COLOMBIA

Les étoiles brillent mais on ne sait jamais d’où. Pour notre proposition d’organiser un spectacle à Curaçao pendant le festival Carifesta, l’île est un peu petite et sa portée culturelle trop limitée. Comme Carifesta est une réunion qui se déroule en été, il y aurai eu suffisamment de temps pour mobiliser cette délégation de Curaçao mais le port facture des prix exorbitants, renforçant sa réputation de ‘gueule de dragon’ en exploitant son monopole. Et puis, nous ne leur pardonnons pas facilement de nous avoir laissé dériver en plein mer à la veille du Jour de l’An, même si c’est le meilleur endroit pour voir les feux d’artifice. Nous ne sommes pas non plus intéressés à la perspective de voir ces tas de gens que les méga-croisières vomissent continuellement en ville. Nous nous tournons donc vers l’un des petits plaisirs de la vie, qui est de regarder la carte pour choisir une prochaine destination. Ce fut donc Santa Marta, la plus ancienne ville coloniale des Amériques. Les Fous ont donc repris la route, cette fois avec un sentiment de liberté sans précédent, car pour la première fois en trente ans, aucun projet n’est en cours. Arrivés après quelques jours de navigation dans la baie de Santa Marta, nous nous rendons immédiatement à Taganga, un village situé dans un parc naturel aux sommets enneigés.

La Colombie est un pays fascinant. La gaieté de ses habitants est équivalente à la misère dans laquelle ils sont enfermés. On pourrait dire que c’est un pays en paix, si seulement les dirigeants sociaux, ceux qui pourraient provoquer un changement social, ne soient pas systématiquement assassinés. Les gens survivent en chantant des chansons ou en vendant des friandises dans l’autobus. Taganga Bay est une petite station touristique pour les locaux et qui attire nombreux musiciens de rue et d’artistes itinérants. Nous sommes devenus amis avec quelques communautés d’artistes et des nomades installés dans les montagnes et les avons invitées à monter une soirée cabaret à bord. Un pêcheur sert de batelier. Cette nuit est devenu un classique dans les meilleures traditions des soirées de théâtre d’Amsterdam, de Barcelone et d’Euskadi. La plupart des actes étaient du cirque, une caractéristique unique et plutôt héroique, le plafond n’étant que de deux mètres de haut. Et pas sans une touche de mélancolie car ces nuits copieuses se font rares, même si nous parvenons à nous amarrer dans les grandes villes de Barranquilla ou de Carthagena de las Indias.

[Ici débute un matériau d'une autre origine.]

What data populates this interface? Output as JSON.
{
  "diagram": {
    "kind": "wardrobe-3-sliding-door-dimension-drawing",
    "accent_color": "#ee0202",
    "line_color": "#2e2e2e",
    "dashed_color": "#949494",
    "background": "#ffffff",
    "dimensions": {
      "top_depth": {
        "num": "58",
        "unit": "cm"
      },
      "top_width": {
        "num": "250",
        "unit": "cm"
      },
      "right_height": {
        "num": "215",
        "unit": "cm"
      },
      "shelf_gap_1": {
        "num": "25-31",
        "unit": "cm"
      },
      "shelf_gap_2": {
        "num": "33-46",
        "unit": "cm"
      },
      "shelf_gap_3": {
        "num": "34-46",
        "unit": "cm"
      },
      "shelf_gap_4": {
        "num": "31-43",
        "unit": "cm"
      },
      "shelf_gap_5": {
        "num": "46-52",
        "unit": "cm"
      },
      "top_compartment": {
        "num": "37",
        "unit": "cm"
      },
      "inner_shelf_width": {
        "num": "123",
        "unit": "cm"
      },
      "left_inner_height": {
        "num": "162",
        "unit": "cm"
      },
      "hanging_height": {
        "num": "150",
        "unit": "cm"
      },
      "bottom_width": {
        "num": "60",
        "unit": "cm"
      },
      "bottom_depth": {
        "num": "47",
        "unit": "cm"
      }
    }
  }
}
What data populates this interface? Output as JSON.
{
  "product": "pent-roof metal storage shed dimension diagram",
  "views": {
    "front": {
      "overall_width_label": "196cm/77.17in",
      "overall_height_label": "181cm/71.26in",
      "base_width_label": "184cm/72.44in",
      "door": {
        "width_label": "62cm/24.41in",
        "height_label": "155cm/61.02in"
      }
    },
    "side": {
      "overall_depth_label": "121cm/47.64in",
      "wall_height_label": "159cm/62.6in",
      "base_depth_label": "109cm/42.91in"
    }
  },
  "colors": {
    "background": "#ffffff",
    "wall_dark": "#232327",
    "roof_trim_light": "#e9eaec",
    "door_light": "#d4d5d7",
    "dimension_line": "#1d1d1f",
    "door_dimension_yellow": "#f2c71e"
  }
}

Maintenant, l’Opus Magnum à poursuivre est le voyage sur roues à travers le désert, jusqu’à Uluru Rock en Australie – comme l’apothéose de l’histoire milénaire du Navire Sur Des Roues. Alors, finalement, j’ai mis au jour quelques cartes marines et des livres nautiques pour jeter un premier regard sur les défis présentés par la traversée du Pacifique. Alizés, courants, distances, périodes, îles, récifs coralliens, moussons, bourrasques, tempêtes tropicales. À première vue, cette lecture est plutôt rassurante car les caractéristiques les plus hasardeuses sont les récifs et les tempêtes tropicales, les deux à contourner avec de bonnes cartes et un bon timing. Le moment propice pour passer le canal de Panama semble être dans environ dix mois.

Il existe un sermon du XVe siècle intitulé “La Guilde de la Barge Bleue” qui appelle tous les “Compagnons de la Voie Sauvage”, toutes les âmes perdues qui ne s’accomodent pas à la société, à embarquer sur le navire, sur ce chemin vers la damnation. La personnification d’un rituel païen indestructible et joyeux. Cette fois, nous naviguons pour de vrai. Dix mois pour rassembler ces compagnons de la fraternité. Dans ces régions, les candidats ne manquent pas. Ici, le barbecue hors-bord nouvellement construit est du plus utile. Le lendemain, il a mis en valeur la vraie pizza italienne. Le poisson frais du matin est livré par les Fournisseurs de la Maison des Fous, les pêcheurs qui reviennent du large. La figure de proue est une cuillère et une fourchette. Nous Y Voilà, Nous Avons Faim.